Obviously Jaws has one of the most iconic (and easy to emulate on just two of a piano) soundtracks... but it occurred to me this that the flick also has a rousing, jaunty adventure theme that doesn't really fit a scary movie at all. It made me wonder if Spielberg thought he was making a scary movie or an adventure or movie. Answer was probably: yes. I also noticed for the first time that John Williams inserted Quint's "Spanish Lady" sea chanty into the score itself.

And speaking of Quint and great moments in cinema, his monolog about the USS Indianapolis is as eerie and disquieting as anything else in the flick. I love that the movie takes its time to let this sequence sink in, adding in great individual lines like "Lifeless eyes. Like a doll's eyes" that are so evocative. Honestly a scene that made no impact on young stupid me but really got under my skin as a more aware cinephile.

It's a scene that would probably be cut in a movie today... and a fine example of how other animal attack or predicament/survival films fail so hard at character moments. I'm thinking of two such fine examples in Beast (Idris Elba punches a lion) and Fall (two friends scale a 2000 foot radio tower) released this year... decent movies in their own rights, disasters at generating character. So three cheers to Spielberg for using Quint so well and extra applause to the studio for keeping it in.

And speaking of Quint, it's odd to think that his character is set up as this ultimate sea salt out for revenge on sharks as a species... and then just gets bit in half at the end. I mean, besides saving Amity Island $10,000 (Brody was just doing his job, Hooper would probably refuse since he’s rich already), that seems a pretty ignoble death. What was the point? But then I wonder... the shark sure seems to have a vendetta against that boat, doesn’t he? And then you think of Quint's story of surviving all those sharks when he was in the Navy and then you check out his cabin decorated with dozens and dozens of shark jaws. This is a man who has spent his life avenging himself on the sharks... slaughtering them wholesale… maybe this is a story of the shark biting back? Jaws 4: The Revenge isn't the one that deserves that title…. maybe this flick did. Jaws: The Revenge of Bruce…

As far as Bruce the Shark goes, the mechanical shark is amusing. As many of us know, they had a devil of a time getting the robot to work and that's why it's not in the movie a lot. But what might be lost to history is that, for a long, long time, the consensus was that Jaws is a great movie, but the shark looks fake (you can see this joke in Back to the Future 2 after the hologram of Jaws 19 takes a bite at Marty). But I've noticed that, as time has gone on and CGI sharks become abundant (and often shitty), suddenly a younger generation doesn't seem to think the shark looks bad at all. I think they are keying in on the fact the damn thing is real... and, sure, maybe sharks don't jump onto the deck of your boat, but at least something was physically there. Something tangible, if a little rubbery, but certainly not the low-rent CGI garbage we get in most similar flicks today. God bless 40+ years of special effects improvements... they make the old and janky kind of cool again.
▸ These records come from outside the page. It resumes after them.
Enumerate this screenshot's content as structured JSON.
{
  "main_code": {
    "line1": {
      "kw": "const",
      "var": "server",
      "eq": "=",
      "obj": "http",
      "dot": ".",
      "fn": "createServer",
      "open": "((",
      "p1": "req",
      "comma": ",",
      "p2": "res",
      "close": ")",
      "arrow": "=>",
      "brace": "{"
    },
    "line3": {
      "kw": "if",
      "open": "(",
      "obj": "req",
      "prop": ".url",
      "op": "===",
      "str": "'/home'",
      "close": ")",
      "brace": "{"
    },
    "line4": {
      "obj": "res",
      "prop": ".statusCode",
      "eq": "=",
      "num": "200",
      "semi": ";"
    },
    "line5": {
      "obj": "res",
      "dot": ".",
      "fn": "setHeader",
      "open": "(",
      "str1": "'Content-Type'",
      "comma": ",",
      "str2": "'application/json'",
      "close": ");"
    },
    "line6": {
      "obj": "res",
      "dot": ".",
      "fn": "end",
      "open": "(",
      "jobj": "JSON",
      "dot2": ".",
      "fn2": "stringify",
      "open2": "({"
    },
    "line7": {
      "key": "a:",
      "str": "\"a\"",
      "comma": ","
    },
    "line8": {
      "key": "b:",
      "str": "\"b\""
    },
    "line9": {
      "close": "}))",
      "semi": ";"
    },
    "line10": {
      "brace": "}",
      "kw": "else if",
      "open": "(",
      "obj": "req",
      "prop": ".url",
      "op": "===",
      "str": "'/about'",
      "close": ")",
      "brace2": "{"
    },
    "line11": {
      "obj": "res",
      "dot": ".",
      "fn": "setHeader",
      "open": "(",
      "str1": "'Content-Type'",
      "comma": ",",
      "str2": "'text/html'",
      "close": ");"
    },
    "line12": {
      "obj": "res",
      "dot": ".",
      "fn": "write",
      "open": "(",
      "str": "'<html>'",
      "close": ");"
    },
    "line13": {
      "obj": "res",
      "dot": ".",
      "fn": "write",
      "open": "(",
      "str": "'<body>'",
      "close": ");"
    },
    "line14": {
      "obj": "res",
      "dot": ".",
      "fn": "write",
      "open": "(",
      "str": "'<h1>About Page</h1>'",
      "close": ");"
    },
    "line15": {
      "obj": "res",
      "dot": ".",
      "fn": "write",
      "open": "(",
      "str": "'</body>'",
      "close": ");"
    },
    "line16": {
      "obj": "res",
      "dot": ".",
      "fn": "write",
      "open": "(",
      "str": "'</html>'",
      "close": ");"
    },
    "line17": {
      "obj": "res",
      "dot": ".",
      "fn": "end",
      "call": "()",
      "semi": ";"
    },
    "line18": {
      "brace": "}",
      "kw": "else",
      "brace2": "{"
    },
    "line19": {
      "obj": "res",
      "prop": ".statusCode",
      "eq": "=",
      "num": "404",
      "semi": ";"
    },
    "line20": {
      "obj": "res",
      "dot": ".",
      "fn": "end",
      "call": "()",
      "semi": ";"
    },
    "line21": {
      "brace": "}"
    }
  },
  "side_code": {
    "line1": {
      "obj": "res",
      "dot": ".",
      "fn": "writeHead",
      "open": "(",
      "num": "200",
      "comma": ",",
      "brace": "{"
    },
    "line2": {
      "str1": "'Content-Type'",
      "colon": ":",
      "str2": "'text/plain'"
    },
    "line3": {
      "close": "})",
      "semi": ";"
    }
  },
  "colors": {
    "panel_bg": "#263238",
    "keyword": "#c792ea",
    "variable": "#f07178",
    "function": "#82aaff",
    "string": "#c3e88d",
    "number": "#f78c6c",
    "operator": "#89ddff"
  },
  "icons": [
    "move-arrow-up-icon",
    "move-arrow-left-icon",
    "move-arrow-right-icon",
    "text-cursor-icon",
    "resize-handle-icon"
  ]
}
It's weird these days that if you want to make a B horror movie on the cheap and you don't have enough friends to create a shlocky zombie horde, maybe you get some buddies together an put them in a raft on the ocean and insert a shitty CGI shark. All these many, many, many knock-off cheap Jaws wannabes are emulating a movie that was certainly not low budget... it had large numbers of extras, filmed on location, and had a state-of-the-art sinking, short-circuiting robot shark to mess up the production schedule and budget. Somehow the shark attack sub-genre became the bailiwick of shlock producers on a budget.

I don't consider this a perfect movie... mainly because I think some of the sea adventure sequences in the second half get a little long. They are great on the first few viewings, but they don't hold up as well as the first half and the more iconic moments in the rest of the flick.

So, yeah, Jaws is a really great movie and worth checking out on its re-release at theaters. But it still works on the small screen where I've seen it the most. Marvel at, if nothing else, how good Spielberg was practically out of the gate. And how they managed to make that broken-down old shark work despite itself.